If the project proceeds, the YMCA will take on all operational functions of the existing aquatic center. However, the City and the YMCA are committed to keeping the facility available to the public. Community members will continue to be able to access the facilities with a daily pass and will not be required to purchase a YMCA membership.
Q: If the YMCA relocates, won’t the community actually lose aquatic space?
No. Both parties agree that the aquatic space lost at the existing YMCA space needs to be replaced at the Arne Hanna Aquatic Center as part of this project. Any agreement with the YMCA must include the provision of learn-to-swim, water aerobics and other community aquatic programming at the same or increased level of current offerings at the Arne Hanna Aquatic Center.
The proposed facility plans that have been presented by the YMCA are preliminary and conceptual. No final plans have been drafted or presented.
The conceptual aquatic facility enhancements include expanding swimming lanes from 8 to 12. The addition of four new 25-yard swim lanes could be attached or placed near the instructional pool. These lanes can easily accommodate the average numbers of lap swimmers at the existing YMCA. No decisions have been made on the water temperature of the new lap lanes, but they can be kept cooler than the instructional area even though they may be in the same water body. Both parties understand lanes used for lap swimming must be kept at a temperature that is safe and appropriate for lap swimming. The lane additions can also be used for swim lessons, water aerobics and other programs, freeing up the existing lap pool for more lap swimming.

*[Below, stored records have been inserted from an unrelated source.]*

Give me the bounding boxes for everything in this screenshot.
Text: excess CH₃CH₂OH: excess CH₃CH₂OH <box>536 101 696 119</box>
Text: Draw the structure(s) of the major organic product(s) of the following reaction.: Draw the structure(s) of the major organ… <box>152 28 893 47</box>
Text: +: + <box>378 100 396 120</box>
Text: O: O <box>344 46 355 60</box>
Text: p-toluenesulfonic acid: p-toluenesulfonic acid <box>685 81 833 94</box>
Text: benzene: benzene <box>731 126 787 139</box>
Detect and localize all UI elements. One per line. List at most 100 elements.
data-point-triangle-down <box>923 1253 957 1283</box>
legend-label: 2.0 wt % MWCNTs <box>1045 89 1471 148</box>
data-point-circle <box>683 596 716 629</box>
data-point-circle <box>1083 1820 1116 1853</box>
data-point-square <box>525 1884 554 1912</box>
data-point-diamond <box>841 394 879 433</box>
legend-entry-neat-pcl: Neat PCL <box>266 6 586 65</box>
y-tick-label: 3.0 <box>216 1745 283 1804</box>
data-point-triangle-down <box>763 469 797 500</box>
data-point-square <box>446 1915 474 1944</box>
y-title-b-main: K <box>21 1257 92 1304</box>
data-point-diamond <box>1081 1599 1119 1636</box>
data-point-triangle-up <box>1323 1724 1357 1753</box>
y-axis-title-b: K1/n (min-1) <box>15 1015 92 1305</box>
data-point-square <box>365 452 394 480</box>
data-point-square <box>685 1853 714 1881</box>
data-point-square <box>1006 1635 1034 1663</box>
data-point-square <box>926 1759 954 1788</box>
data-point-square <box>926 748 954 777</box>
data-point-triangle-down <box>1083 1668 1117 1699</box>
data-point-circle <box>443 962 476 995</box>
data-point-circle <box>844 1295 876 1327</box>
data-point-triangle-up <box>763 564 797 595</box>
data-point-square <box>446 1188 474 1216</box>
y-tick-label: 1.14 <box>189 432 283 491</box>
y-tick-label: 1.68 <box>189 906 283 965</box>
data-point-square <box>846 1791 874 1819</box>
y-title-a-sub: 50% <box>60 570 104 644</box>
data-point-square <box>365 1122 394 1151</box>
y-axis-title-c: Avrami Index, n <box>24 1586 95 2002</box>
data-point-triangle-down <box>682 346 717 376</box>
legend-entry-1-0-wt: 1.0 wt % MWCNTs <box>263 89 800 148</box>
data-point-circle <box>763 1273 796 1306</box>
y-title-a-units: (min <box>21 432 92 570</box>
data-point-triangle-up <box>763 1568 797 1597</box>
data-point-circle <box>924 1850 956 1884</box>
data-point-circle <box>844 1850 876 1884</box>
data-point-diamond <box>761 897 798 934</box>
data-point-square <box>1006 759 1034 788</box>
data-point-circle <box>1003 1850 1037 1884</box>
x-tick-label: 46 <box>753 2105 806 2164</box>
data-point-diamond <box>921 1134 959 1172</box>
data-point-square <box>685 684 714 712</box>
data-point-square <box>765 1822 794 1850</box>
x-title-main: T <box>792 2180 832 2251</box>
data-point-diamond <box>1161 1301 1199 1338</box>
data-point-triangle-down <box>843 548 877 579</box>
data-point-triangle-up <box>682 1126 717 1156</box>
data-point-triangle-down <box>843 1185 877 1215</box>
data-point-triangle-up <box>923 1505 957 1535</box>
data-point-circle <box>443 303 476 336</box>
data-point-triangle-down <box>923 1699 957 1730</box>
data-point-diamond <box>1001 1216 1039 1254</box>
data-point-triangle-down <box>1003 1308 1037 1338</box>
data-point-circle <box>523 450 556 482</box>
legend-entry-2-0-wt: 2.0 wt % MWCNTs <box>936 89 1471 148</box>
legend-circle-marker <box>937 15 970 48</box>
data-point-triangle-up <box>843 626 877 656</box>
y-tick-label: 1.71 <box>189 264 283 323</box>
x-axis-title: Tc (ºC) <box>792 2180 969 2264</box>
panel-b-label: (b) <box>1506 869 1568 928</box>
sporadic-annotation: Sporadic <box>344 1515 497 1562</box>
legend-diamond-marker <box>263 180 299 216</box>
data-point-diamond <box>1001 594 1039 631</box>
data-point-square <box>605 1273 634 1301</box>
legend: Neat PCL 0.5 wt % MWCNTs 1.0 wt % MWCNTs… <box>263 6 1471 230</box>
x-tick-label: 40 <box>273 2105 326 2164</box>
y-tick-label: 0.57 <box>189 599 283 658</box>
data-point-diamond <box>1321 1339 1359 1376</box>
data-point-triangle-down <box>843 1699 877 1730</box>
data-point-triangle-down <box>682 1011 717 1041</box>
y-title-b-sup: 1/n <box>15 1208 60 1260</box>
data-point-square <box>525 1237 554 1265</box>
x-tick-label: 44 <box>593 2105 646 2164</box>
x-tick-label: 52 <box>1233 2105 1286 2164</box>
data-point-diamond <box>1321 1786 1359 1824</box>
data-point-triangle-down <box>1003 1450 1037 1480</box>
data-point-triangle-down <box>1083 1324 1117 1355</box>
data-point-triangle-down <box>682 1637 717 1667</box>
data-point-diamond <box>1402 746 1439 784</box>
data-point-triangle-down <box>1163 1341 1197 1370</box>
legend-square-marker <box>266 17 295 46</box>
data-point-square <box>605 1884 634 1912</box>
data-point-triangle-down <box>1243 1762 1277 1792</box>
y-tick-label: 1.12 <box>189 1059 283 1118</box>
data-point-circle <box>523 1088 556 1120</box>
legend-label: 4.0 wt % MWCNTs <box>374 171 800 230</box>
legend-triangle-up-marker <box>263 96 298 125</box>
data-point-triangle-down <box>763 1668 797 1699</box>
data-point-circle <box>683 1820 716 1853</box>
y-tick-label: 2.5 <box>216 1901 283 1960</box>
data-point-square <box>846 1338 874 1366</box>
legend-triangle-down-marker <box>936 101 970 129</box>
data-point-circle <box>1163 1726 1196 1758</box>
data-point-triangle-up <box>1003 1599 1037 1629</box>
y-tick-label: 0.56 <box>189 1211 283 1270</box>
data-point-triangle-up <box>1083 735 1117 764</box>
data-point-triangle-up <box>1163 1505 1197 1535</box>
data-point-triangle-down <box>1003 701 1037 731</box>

Q: Isn’t Arne Hanna already too crowded?
Both parties recognize at high demand times there is a shortage of aquatic capacity at the Arne Hanna facility. When AHAC opened in 1995, there were two high schools. Now there are three. The high school dismissal time has been moved back one hour, which in turn has had a domino effect of moving swim team practice and meets further into the late afternoon and evening, impacting other community aquatic programs. The Bellingham School District has expressed significant interest in constructing a new pool to serve the needs of the district as shown in the concept plans prepared by the YMCA. BSD, the YMCA and the City are in discussions regarding the timeline for a new pool and to determine if this site is appropriate.
Q: What about the YMCA building downtown?
The City and the YMCA recognize that the YMCA’s current facility location represents a significant value to both the YMCA and the City. As such, the Parties will exercise their best efforts in a coordinated manner to identify the building use priorities of the current location, and to ensure the YMCA’s property asset value is maximized to support the project and the City’s downtown Bellingham development strategy.